I’ve had an interest in Christian denominations since I knew they existed. I remember scanning Mead’s Handbook in High School, trying to decide where I would worship once I was on my own. This is an article I would have definitely related to 5 years ago and it’s a fun read even now.
If my religious experience were an ice cream truck, the only thing in the freezer would be vanilla pops. And, once every quarter, some grape juice.
and
Roman Catholic
At 8:55 a.m., the parking lot is almost full. I watch maybe two dozen people exit their cars and enter the building, but none of them are carrying a Bible. Huh. I leave mine in the car, too, because when in Rome …
. . .
Everyone does this routine—genuflect, cross, kneel, pray—before being seated. Me? I just plop down all Protestant-like. I might as well have been wearing a “Luther is my homeboy” T-shirt.
HT: Ragamuffin
May 6, 2008 at 6:12 pm
Very strange that his impression of TEC liturgy was that it was ancient and therefore attractive. It was Rite II which could be telling us something.
May 8, 2008 at 6:23 pm
Honestly, I felt the same way when I first attended a local Anglican church. Rite II isn’t perhaps as “traditional sounding” as something from the 1928 BCP or certainly the Tridentine Mass, but it’s a well written liturgy I think that is reverent and rich. Now that’s using form “A” which I like best. I think maybe some of the alternate versions get goofy.
How they treat the music I think adds to the feel of it as well. We sang parts of the liturgy like the Sanctus and the Lord’s Prayer, plus a litany or two. There were no modern instruments, just the organ.
Then again, it’s probably mostly the background he and I both come from…very informal services with hardly any liturgy at all.
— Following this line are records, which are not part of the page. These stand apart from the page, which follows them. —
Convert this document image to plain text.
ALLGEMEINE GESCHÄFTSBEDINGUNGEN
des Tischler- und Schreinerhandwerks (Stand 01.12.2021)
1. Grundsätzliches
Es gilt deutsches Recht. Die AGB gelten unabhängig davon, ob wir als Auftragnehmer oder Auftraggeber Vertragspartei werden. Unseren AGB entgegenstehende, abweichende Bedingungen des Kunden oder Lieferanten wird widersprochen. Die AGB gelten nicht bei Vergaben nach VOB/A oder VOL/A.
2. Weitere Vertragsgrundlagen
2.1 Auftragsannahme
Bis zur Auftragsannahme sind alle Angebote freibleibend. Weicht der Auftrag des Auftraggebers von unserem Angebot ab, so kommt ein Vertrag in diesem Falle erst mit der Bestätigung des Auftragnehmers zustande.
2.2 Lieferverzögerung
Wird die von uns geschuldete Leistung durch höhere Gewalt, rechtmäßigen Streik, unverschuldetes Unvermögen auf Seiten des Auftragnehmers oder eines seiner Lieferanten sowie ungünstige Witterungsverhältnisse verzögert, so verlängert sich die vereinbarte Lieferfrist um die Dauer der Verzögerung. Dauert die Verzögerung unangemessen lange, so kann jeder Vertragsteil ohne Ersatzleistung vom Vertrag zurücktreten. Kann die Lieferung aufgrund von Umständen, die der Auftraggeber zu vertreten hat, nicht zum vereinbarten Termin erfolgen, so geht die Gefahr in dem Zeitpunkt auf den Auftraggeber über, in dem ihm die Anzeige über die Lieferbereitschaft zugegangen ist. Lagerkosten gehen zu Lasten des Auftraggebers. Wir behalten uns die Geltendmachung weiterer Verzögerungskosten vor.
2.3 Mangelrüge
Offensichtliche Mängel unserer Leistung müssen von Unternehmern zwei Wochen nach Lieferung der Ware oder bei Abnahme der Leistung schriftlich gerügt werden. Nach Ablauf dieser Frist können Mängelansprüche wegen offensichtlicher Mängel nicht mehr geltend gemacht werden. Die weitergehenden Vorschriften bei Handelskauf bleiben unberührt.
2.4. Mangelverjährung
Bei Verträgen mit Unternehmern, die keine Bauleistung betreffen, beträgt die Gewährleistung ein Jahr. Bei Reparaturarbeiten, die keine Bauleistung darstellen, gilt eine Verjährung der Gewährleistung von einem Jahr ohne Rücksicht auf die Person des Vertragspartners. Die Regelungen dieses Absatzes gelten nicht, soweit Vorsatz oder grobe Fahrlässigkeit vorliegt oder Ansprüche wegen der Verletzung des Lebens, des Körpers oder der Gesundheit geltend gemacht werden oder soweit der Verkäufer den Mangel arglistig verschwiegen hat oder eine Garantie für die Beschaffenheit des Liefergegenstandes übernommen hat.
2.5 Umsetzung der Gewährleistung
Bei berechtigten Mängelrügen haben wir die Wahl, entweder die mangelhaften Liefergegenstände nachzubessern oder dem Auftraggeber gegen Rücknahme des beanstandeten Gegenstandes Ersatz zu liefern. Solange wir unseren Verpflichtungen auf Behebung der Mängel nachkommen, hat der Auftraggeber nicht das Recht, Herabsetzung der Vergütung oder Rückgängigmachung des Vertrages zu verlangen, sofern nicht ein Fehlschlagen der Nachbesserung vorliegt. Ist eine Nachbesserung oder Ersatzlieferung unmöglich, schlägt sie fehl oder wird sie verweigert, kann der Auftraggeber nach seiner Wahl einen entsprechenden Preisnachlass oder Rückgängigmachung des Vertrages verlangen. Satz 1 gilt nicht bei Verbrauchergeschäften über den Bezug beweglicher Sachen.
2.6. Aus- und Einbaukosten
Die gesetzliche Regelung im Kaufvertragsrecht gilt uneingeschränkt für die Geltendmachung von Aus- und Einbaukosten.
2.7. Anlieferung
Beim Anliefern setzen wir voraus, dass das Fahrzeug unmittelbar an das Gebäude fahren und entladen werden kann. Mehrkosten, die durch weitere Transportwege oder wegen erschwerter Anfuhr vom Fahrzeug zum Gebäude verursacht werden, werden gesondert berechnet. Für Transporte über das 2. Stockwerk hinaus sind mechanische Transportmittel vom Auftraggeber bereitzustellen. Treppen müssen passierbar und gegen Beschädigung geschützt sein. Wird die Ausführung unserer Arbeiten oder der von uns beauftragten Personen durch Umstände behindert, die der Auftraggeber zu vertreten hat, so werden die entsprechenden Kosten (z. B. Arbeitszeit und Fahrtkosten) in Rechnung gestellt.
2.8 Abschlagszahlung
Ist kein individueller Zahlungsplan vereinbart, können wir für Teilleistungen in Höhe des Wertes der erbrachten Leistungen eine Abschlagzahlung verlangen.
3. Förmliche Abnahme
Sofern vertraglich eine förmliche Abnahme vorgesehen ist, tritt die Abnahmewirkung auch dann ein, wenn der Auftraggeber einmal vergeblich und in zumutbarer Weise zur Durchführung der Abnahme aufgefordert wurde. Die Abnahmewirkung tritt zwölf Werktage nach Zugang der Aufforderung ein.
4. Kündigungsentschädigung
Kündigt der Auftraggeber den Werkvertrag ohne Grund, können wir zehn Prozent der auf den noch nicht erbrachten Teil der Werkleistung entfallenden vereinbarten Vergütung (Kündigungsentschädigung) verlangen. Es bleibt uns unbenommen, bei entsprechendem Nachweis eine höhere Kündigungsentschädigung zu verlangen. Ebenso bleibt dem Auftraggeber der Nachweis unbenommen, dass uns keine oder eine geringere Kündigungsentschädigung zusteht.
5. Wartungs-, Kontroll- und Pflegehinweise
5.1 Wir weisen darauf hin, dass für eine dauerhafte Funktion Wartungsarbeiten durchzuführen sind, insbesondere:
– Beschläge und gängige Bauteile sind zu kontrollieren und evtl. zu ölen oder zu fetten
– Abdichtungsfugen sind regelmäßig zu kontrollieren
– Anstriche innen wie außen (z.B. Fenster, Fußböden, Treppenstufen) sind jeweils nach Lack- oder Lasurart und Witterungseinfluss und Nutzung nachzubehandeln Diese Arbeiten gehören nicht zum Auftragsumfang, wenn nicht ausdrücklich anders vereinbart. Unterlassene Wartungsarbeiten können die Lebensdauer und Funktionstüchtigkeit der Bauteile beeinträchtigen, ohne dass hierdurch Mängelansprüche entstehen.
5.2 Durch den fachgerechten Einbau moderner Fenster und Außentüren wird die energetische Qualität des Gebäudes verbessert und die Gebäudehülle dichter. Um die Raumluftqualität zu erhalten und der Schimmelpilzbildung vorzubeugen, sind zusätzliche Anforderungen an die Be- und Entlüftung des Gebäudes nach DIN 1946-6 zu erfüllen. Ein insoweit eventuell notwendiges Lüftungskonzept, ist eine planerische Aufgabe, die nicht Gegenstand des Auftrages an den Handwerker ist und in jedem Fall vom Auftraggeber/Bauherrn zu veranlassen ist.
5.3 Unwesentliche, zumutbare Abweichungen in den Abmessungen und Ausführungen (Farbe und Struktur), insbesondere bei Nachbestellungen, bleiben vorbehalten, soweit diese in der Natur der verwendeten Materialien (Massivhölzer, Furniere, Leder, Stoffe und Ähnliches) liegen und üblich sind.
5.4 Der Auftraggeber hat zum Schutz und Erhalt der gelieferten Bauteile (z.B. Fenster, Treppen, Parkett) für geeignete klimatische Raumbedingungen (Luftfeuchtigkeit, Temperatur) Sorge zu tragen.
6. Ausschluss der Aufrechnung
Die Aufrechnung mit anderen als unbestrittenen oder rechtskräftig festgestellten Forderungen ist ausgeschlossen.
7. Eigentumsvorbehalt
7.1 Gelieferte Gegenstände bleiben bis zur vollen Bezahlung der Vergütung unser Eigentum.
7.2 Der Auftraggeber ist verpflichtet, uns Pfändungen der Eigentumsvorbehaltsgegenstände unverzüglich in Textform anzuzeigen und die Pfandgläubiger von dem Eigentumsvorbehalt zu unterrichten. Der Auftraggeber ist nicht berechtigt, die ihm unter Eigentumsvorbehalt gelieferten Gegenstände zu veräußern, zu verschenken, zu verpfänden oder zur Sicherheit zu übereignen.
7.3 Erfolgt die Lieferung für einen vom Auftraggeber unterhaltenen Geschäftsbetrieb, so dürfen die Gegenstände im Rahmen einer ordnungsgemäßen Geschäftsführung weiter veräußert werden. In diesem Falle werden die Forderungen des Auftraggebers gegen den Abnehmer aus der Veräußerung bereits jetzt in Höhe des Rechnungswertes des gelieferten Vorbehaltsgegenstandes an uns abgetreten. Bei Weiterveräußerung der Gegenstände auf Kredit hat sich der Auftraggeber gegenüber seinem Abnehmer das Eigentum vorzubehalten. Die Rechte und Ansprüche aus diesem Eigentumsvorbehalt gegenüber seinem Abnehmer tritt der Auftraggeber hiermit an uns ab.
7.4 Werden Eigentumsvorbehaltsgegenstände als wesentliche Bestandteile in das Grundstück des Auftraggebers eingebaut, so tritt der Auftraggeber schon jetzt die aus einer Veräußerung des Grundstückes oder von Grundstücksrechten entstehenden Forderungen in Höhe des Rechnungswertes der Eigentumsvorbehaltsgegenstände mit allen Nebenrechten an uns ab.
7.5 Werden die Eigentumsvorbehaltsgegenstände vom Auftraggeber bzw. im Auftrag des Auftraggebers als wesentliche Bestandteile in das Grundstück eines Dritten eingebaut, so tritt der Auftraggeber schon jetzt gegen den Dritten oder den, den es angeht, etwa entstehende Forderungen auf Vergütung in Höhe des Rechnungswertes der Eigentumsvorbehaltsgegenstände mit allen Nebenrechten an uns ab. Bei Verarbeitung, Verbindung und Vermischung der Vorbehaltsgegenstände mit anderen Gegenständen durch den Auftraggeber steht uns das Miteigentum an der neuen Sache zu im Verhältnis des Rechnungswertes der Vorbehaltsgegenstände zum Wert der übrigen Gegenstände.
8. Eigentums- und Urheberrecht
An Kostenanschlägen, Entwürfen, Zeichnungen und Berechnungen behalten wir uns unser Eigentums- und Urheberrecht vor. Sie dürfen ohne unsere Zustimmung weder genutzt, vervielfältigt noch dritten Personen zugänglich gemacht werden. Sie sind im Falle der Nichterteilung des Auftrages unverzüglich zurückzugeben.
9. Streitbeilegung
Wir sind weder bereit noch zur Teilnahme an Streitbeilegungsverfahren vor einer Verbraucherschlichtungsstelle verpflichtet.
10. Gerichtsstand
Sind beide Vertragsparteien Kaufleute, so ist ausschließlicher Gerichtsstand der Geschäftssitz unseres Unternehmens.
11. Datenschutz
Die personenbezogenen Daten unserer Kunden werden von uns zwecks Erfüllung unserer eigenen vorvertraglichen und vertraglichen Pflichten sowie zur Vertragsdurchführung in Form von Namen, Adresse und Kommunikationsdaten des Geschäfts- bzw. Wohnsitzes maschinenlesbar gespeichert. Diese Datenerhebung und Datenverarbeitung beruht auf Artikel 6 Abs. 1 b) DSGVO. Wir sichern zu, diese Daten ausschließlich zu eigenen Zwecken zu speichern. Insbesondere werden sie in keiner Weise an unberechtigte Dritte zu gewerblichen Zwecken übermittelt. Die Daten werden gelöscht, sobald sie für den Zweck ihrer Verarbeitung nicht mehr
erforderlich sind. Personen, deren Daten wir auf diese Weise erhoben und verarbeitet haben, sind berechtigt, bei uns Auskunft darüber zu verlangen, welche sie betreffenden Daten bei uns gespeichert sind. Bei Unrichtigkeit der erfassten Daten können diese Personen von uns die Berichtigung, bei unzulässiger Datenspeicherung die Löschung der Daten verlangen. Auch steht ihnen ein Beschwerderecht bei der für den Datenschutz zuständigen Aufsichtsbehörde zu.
Virtually anything against that background would feel ancient.
May 8, 2008 at 8:36 pm
Because the organ is so ancient? :) Byzantines would claim that is modern - Ethiopians would tell you to stick to liturgical drums, bells and trumpets which is more ancient still!
“Ancient is as ancient does” - to paraphrase a mentally slow fictional character.
The funny thing about “ancient” is that “ancient” can be either “is” or “seems”.
The Byzantine Liturgy - in its current rescension as prayed in different nations (no, it is not uniform - the Russian abbreviation is different from the Romanian is different from the Greek) dates back (in its current forms) to (in some places) just before the Reformation or (in other places) a century after the reformation. What I used to think was so darned “ancient” was in fact just more “foreign” - that is to say, very Greek and very late middle ages. Only more recently am I shedding my quixotic search for “perfect” “ancient” “authentic” “Golden age” liturgy. Enjoy a TLM as much as I may once in awhile, I am under no illusion that it - or any other liturgy - is the end all, be all.
OTOH, loathe as I would have been a decade to admit it, the Pauline (ordinary form) of the Mass as well as certain Eastern liturgies (Chaldean, Maronite) that I always thought were “modern and Latinized” in fact come far closer to sounding like the Eucharistic liturgy of the Didache (ca. 180 AD) than either the Tridentine Mass or the Byzantine DL, or the late Modern Armenian, etc…
That only manages to open up the can of worms of “antiquarianism” v. “authentic” and possibly sets folks up for debates on “tradition” v. “Tradition”….
For the most part, with Evangelicals and the unchurched, I have learned that the very minute a congregation can pull of plainchant polyphany accapella to fill a church with echoing sound, something in the DNA responds and the “ancient” receptors start to work. It may not be all that ancient, but there is something ancient about the ability.
If you have ever attended a weekday Mass with no music - like Saint Patricks downtown where 15 people chanting the Agnus Dei at 7am on a Tuesday in a dark church seem to bring the sun itself to rise by the power of the unison and haunting chant, you know of what I speak. If you sit in the first row and don’t look behind you, you swear their must be 150 people, and not 15.
May 8, 2008 at 9:15 pm
As an evangelical discovering Anglican worship 5-odd years ago, I know exactly what Ragamuffin is talking about.
In a sense, anything older than Worship-Leader-making-stuff-up was ancient to me.
May 9, 2008 at 11:49 am
I understand the sense of what Ragamuffin was speaking. No doubt about it.
May 14, 2008 at 11:28 pm
You’re exactly right. It sounds ancient to me because it is indeed a good bit older than me and it’s far more traditional than the “Worship-Leader-making-stuff-up” Chad described or the “Jesus is my boyfriend” mushy adult contemporary that’s permeated evangelicalism.
I do love me some Gregorian Chant though.